There is No Replacement for the Right Compressors in the Right Line-Up
A wisely designed refrigeration plant can operate 25% more efficiently simply by selecting the right size compressors and staging the compression process.
With this kind of energy-saving potential why doesn’t everyone do it? Typical answers include: (1) “this” is the way the contractor has always designed their compressor plants (2) preferred manufacturer “x” doesn’t make a compressor of that size or characteristic or (3) it is cost prohibitive. Most of the time, none of these are legitimate reasons when energy costs are factored into the equation.
In the simplest terms, there are four stages to a refrigeration cycle. The compressor takes low-pressure, low-temperature refrigerant gas and compresses it to high pressure and temperature. The condenser cools the high temperature gas until it condenses to liquid form. The liquid is transported to an expansion device upstream of an evaporator. The expansion device monitors refrigerant flow and reduces pressure, which causes the refrigerant to boil at low temperatures. The low temperature boiling absorbs heat from the space and this provides the cooling.
The pressure on the inlet side of the compressor is known as the suction pressure and the pressure on the discharge side of the compressor is known as the condensing pressure.
Compressor work in any refrigeration cycle is proportional to the temperature difference between the cooled space and the heat sink, usually the outdoors. Greater temperature/pressure differences (i.e., colder space) require more compressor power.
As the pressure difference rises, compressors become less efficient. The cylinders (or screws for screw compressors) get hotter. As gaseous refrigerant enters for compression it expands as it picks up heat from the compressor. This allows less refrigerant to be drawn in during the intake stroke. Also, the required clearance between piston and cylinder head results in residual refrigerant after each compression stroke. As the pressure rises, the mass of residual refrigerant increases, and this decreases efficiency. These losses increase sharply as the compression ratio increases.
Break the compression process into smaller steps and use an intercooler to improve “volumetric efficiency”. This mitigates the losses described above. Typically, two-stage compression using a low stage compressor and a high stage compressor is most cost effective.

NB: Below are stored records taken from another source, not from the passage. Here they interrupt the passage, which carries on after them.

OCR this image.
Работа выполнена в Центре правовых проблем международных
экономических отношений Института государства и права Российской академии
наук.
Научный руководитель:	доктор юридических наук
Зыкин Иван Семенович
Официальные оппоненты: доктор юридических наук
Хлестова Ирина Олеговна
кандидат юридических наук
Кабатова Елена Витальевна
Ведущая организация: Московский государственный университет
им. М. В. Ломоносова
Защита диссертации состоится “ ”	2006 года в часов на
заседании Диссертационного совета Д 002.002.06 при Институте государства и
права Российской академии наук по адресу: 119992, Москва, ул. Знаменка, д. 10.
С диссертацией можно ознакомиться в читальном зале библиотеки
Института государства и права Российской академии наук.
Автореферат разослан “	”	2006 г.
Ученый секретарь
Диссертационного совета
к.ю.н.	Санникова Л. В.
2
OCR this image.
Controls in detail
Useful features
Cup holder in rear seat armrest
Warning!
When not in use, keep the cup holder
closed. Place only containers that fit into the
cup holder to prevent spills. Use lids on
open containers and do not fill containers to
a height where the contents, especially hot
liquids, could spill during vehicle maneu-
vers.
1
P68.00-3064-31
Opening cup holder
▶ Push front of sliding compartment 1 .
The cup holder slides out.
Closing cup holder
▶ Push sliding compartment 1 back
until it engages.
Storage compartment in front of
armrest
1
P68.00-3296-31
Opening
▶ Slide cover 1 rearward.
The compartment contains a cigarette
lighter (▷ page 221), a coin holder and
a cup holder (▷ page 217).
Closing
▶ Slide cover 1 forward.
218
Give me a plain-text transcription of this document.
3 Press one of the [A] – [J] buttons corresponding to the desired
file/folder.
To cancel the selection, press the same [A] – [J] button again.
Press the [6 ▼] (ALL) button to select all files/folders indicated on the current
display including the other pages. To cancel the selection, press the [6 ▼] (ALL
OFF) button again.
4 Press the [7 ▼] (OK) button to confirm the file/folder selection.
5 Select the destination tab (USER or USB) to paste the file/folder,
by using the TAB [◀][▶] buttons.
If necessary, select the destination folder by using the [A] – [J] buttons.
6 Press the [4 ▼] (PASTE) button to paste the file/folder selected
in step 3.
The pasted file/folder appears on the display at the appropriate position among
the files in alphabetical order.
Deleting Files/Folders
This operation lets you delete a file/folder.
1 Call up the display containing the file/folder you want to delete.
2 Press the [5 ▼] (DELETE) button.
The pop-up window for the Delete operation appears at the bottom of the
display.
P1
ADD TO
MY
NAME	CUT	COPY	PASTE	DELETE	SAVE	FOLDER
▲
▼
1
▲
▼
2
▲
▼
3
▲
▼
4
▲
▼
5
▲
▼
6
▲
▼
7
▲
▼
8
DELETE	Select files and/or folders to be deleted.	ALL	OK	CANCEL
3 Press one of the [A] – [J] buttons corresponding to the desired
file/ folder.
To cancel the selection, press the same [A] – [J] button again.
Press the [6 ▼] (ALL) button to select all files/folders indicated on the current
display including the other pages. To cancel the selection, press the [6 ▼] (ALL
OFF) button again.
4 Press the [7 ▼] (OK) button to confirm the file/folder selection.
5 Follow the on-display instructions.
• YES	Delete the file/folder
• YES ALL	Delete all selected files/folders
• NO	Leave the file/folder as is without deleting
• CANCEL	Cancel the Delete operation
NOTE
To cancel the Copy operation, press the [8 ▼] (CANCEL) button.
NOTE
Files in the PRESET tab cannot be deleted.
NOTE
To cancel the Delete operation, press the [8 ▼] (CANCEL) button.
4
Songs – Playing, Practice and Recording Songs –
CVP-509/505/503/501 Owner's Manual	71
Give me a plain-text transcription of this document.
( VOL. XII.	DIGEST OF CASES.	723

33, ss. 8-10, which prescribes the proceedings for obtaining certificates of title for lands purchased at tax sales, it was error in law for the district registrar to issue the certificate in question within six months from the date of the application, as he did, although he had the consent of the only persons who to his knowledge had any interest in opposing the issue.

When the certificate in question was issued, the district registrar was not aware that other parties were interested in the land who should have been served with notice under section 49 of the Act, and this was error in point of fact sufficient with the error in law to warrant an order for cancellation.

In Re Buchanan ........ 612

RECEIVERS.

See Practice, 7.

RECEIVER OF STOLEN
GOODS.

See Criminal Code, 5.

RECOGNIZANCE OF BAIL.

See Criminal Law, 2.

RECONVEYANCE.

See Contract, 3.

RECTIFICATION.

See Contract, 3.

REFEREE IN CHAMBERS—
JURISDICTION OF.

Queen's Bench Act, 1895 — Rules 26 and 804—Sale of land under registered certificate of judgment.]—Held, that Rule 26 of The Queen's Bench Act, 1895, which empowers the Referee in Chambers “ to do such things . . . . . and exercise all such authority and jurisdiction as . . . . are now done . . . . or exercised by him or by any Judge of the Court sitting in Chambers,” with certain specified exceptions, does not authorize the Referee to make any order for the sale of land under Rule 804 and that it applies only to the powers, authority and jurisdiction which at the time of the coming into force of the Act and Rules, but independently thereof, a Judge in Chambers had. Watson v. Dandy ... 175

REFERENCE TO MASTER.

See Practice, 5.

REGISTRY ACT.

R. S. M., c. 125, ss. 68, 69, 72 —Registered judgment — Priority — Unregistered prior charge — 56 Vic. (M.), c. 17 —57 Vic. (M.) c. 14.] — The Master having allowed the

Two-stage compression is suitable for systems serving freezer spaces.
A two-stage system may be more expensive depending on the level of backup that is desired. A multi-stage system inherently has some backup capability and may be enough to cover repair time for equipment problems depending on temperature requirements, even if one compressor isn’t capable of carrying the entire load for a long period of time.
Compressor selection is everything. Consider the various suction temperatures and loads the system requires. Be sure the compressors operate in their “sweet spot” nearly all of the time. This will be the topic of a future brief.